Artık daha güçlüydük, kardeşler olarak omuz omuza vererek çalıştık. Tam 17 yıl Semerciler Sokağında hırdavat sattık. Çivi, tel, çekiç derken, demir, profil, çimento, kireç vesaire ile işlerimizi genişlettik. İnşaat sektörüyle ilgili çalıştığımız için sabah erken gelir geç giderdik. Çok çalışırdık. Tabi Semerciler Sokağı’nın bir özelliği vardı; kim erken gelir ona bakılırdı. Allah rahmet eylesin, 2 tane amcamız vardı, Muzaffer Keçeci ve Süleyman Dinçer Semerciler Sokağı’nda 17 senelik iş hayatımda hiçbir zaman onlardan erken gelemedim. O zamanlardan kalma alışkanlığımdır en geç sabah saat 8’de fabrikamızda olurum. Semerciler Sokağı’nda geçen 17 yılda ticareti öğrendik çevre edindik.

1989’da Karaman il olunca şehrin ticari potansiyeli de yükseldi. Organize Sanayi Bölgesinde bir bir fabrikalar açılmaya başlamıştı. Bu durum bize de ilham oldu ve biz de bir fabrika açabilir miyiz diye araştırmaya başladık. 
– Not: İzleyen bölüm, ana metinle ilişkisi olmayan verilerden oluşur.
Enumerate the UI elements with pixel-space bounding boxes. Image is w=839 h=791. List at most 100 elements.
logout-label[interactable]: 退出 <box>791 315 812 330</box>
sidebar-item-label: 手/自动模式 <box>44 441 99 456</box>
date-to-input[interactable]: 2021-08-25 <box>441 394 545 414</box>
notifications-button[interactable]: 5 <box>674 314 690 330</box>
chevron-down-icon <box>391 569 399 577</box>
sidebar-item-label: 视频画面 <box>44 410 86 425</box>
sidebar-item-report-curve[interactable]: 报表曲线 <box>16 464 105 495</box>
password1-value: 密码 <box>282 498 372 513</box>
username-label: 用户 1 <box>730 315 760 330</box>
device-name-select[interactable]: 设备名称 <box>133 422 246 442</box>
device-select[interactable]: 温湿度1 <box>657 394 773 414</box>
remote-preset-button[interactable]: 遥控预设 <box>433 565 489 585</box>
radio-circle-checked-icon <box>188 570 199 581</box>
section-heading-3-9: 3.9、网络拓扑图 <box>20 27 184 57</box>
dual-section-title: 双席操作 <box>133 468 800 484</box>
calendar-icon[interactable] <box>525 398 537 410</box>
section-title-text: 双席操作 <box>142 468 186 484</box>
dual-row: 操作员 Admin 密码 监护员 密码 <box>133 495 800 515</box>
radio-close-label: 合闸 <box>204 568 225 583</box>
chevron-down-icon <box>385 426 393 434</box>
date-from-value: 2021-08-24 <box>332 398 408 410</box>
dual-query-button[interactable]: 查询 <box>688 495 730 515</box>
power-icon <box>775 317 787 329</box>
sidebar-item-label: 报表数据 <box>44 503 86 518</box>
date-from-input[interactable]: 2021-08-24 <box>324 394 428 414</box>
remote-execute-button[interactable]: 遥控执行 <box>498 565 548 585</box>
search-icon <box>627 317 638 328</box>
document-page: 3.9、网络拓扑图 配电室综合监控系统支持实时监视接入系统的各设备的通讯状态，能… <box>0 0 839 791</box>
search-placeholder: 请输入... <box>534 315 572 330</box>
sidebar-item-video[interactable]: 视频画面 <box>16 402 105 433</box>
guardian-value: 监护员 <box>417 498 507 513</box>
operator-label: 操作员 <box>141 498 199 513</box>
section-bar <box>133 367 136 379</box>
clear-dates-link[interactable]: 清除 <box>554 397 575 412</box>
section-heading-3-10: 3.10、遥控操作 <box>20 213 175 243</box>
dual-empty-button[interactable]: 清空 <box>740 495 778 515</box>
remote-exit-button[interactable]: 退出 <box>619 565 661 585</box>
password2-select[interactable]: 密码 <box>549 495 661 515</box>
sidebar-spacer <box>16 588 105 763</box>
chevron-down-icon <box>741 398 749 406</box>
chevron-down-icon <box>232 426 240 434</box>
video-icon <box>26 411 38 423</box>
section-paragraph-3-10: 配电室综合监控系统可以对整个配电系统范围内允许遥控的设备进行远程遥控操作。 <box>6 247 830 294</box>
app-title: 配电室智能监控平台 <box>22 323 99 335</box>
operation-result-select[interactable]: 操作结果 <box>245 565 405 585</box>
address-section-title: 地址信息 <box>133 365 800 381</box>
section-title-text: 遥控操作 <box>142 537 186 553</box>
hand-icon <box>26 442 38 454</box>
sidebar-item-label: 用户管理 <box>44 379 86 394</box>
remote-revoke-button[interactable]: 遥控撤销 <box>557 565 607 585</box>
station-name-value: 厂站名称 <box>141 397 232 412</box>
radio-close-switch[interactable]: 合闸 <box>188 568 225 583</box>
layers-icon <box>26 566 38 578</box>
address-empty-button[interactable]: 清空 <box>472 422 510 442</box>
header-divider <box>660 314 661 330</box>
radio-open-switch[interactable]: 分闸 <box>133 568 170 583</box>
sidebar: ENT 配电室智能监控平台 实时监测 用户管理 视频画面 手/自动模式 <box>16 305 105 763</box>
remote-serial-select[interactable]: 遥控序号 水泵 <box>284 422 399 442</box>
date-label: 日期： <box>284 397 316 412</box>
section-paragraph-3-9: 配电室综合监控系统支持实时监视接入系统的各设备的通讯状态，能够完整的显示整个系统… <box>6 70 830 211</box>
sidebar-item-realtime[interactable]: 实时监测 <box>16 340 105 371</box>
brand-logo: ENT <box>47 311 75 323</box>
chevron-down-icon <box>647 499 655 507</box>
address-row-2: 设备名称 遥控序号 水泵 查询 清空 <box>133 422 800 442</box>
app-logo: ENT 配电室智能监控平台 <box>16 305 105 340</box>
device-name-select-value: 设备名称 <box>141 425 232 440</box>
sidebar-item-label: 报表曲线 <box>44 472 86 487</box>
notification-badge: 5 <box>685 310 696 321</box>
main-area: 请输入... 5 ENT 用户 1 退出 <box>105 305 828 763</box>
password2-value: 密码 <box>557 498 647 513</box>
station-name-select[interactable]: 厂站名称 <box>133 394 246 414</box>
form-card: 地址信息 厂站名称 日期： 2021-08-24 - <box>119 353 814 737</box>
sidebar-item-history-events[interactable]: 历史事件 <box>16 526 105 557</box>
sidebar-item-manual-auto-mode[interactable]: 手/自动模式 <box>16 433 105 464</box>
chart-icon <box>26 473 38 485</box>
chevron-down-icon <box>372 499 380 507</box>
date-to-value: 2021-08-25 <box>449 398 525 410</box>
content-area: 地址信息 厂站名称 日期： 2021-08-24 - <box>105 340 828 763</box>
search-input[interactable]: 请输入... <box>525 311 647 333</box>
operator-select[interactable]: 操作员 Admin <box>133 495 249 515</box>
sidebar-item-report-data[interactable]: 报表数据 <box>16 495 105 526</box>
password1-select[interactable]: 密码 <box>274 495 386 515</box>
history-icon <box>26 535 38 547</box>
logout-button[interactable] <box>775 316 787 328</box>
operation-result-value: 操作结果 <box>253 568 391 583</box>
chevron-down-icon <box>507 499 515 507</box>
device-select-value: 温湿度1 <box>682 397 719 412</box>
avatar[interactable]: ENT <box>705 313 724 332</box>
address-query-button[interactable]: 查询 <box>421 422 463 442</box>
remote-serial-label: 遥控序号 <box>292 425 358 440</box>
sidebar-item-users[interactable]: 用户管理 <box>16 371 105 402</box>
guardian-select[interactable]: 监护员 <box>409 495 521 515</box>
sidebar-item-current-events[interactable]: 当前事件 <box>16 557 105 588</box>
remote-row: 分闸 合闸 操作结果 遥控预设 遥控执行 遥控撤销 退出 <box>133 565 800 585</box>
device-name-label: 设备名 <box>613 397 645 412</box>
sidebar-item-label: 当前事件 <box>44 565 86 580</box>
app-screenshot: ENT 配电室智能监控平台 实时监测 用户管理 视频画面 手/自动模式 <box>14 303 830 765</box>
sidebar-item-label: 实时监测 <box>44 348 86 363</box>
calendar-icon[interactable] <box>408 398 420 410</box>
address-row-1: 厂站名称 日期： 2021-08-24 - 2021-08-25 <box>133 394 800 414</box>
Neticede tüm imkanları kullanarak 1994 yılında şu anki fabrikamızın inşaatına başladık. Anı markası o yıl doğdu. 1995 yılı Temmuz 17’sinde ürettiğimiz ilk bisküvinin tadına baktık. O gün bugündür üretim yapıyoruz. Anı Gıda San. Tic. A.Ş.’ ye daha sonra plastik fabrikasını da katarak ticari hayatımıza devam ettik. Öğrene öğrene, zorluklarını göre göre bu günlere gelebildik.

Bugün 25 yılı aşkın bir süredir üretime devam eden firmamız 1500 çalışanı ile Türkiye’de ilk 500 şirket arasındadır ve 85 ülkeye ihracat yapmaktadır. 

Anı Bisküvi Yönetim Kurulu Başkanı olarak sürdürdüğüm ticari hayatıma ilave olarak, KARSİAD (Karaman Sanayicisi ve İşadamları Derneği) Yönetim Kurulu Başkanlığı ve Karaman Organize Sanayi Bölgesi Başkanlığı vazifelerini yürüterek yaşam serüvenimize devam ediyoruz.

Şimdi bana soruyorlar, Semerciler’de başlayıp sanayiciliğe uzanan bu başarının sırrı nedir diye? Başarının anahtarı ‘’dürüstlük ve sabırdır’’ diyorum. Bunlar önemlidir ve biz böyle yaptık. Yani acele etmeden yavaş yavaş geldik. Müşterilerimize her zaman dürüstçe yaklaştık.

Onca yaşanmışlıktan sonra geriye dönüp baktığımda mücadele ve azimle geçen yılları görüyorum. 

Sözün sonunda bütün bu yıllar boyunca an be an yanımda olarak, manevi desteğini esirgemeyen sevgili eşime teşekkür ediyorum. Biri kız biri erkek iki evlada ve dört toruna sahibim. Kızım İlkay Kozan, Oğlum Fahri Boynukalın (Plastik fabrikasını yönetiyor). Damadım Burhan Kozan, Gelinim Deniz Boynukalın. Torunlarım: Rıdvan ve Ceyda Kozan Beren ve Elif Boynukalın hepsini muhabbetle seviyorum.